Not just any online store
When it comes to specifications, Tiktok clearly relies on big online models like Amazon, which also insist on fast delivery. Basically, this is understandable from Tiktok’s point of view. After all, customers in online retail now expect delivery as quickly as possible. If you try a new sales platform and find a seller who doesn’t deliver or delivers slowly, you may stop using it.
However, Tiktok is not just an online store – and unlike other sales platforms, it can suddenly unleash millions of potential customers at an unknown retailer. At least initially there is a protection mechanism for this. New traders first have to prove themselves for 30 to 60 days; The platform limits their exposure somewhat during this time frame and limits the maximum number of daily orders. If new merchants adhere to the rules and deliver on time, the restriction will be lifted again.

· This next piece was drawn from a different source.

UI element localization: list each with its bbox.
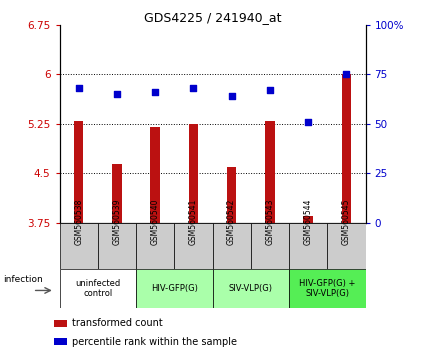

In fact, Tiktok seems ready to learn. In Great Britain, the company has already tested mechanisms aimed at reducing extreme volatility. The maximum shipping time is four days instead of just three. The platform offers warehouses and shipping offerings that can provide support in the event of spikes.
The team also supports retailers quickly and easily through direct Tiktok contacts. “When we reach out to them for feedback, they are very interested and very curious,” explains Shanks, the Marshmallow entrepreneur. However, there are doubts among retailers about how long this direct connection will remain viable if business continues to grow so quickly, according to Insider.
But optimism is prevailing now. “It has completely changed our lives and our business,” says shop owner Sloan enthusiastically, “Tiktok is like a roller coaster ride where the only place we can go is up. We will keep going until the wheels fall off.”